By combining these with traditional planner layouts, Scheide cultivates a personal memory book that also holds her accountable for habits such as taking medication and accomplishing projects. In this way, Scheide shares my focus on mindfulness.
Others take an even looser interpretation of the form than Scheide or I. For example, Candace Osterhout ’19 uses Moleskines with blank pages, rather than a dot-gridded or lined journal. They informed me in an emailed statement, “[It’s] basically a sketchbook with class notes hanging around. I wouldn’t say my bullet journal is very organized or pretty like a lot of bullet journals on Instagram … Since my thoughts and daily schedule [are] kind of messy, so is my journal.” Because it strays so far from the traditional form, they said, “I would be more willing to call it a bullet diary.” For them, the chief goal of bullet journaling is not only creation, but also recording their developing art skills.

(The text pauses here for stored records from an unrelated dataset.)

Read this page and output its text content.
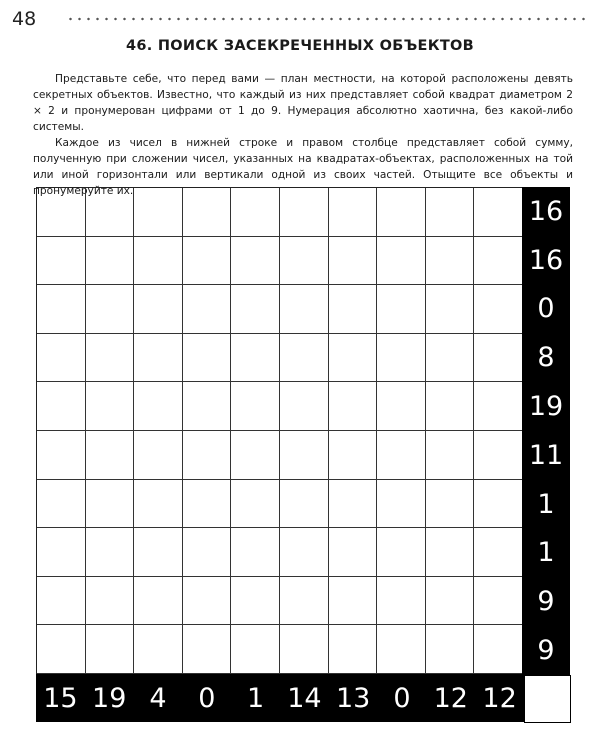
48
46. ПОИСК ЗАСЕКРЕЧЕННЫХ ОБЪЕКТОВ

Представьте себе, что перед вами — план местности, на которой расположены девять секретных объектов. Известно, что каждый из них представляет собой квадрат диаметром 2 × 2 и пронумерован цифрами от 1 до 9. Нумерация абсолютно хаотична, без какой-либо системы.

Каждое из чисел в нижней строке и правом столбце представляет собой сумму, полученную при сложении чисел, указанных на квадратах-объектах, расположенных на той или иной горизонтали или вертикали одной из своих частей. Отыщите все объекты и пронумеруйте их.

16
16
0
8
19
11
1
1
9
9
15 19 4	0	1 14 13 0 12 12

Another traditional bullet-journaler, Isabelle Hart ’20, also uses her bullet journal to track habits, including caffeine intake and sleep, as well as her schoolwork. She settled upon the method after being inspired by Instagram posts from accounts like Scheide’s. Hart recounted, “Every week, I have a habit tracker, I have a thought and mood tracker and I have my homework. And then I have a monthly spread with everything I have coming up.”
This is a pretty standard usage for a bullet journal: combining productivity and self-awareness in one handy location. Hart does break from tradition, however, with her choice of materials: “I use a Moleskine [lined] notebook because I got them on sale at Target.” Hart does not seem to be embroiled in debate over the best bullet-journal supplies.
In addition to being useful for habit tracking, bullet journaling can also inspire organization. For instance, Samantha Steeves ’21 likes to lay out individual days in her bullet journal and does so methodically—we sometimes make our spreads together, so I’ve watched the magic happen.
In contrast, I purposefully avoid using straight edge tools or overly uniform patterns in my bullet journal, because obsessing over perfection stresses me out. Steeves, unlike me, thrives on making clean lines and easy-to-read schedules. “I personally do a spread a day where I write down my schedule for the whole day using sticky notes. On the side, I list the tasks that I have to do and the events I have to go to, just to organize my thoughts.” She uses sticky notes because they allow her to rearrange time blocks to accommodate her shifting daily obligations. She added, “I take a lot of comfort in knowing, in the morning, exactly what my day is going to look like.”
Emma Koolpe ’21 also highlighted the organization that bullet journaling lends to her daily life, in addition to cultivating good habits. She described, “I use [my bullet journal] mostly to do scheduling and planning out my days. I recently started trying to work out more, so I’ve been using it for a workout plan. It’s nice to have my day solidified.” Planning her exercise in advance encourages her to follow through.
While all of us approach journaling differently, everyone with whom I talked gave the same advice for any burgeoning bujo-ers: Get started, and don’t worry about trying to look like an Instagram post at first.
Steeves phrased this sentiment particularly well: “Bullet journaling can sound really intimidating, especially if you look at pictures and see all of the elaborate spreads with watercolors and such. It’s really just what you want to make of it.” Osterhout contributed, “The whole point of a bullet journal is to do something that makes you happy.” Everyone agreed that the idea is to find the method that best fits one’s particular madness. The prettiest bullet journal is the one that most effectively helps its owner to get their life in order.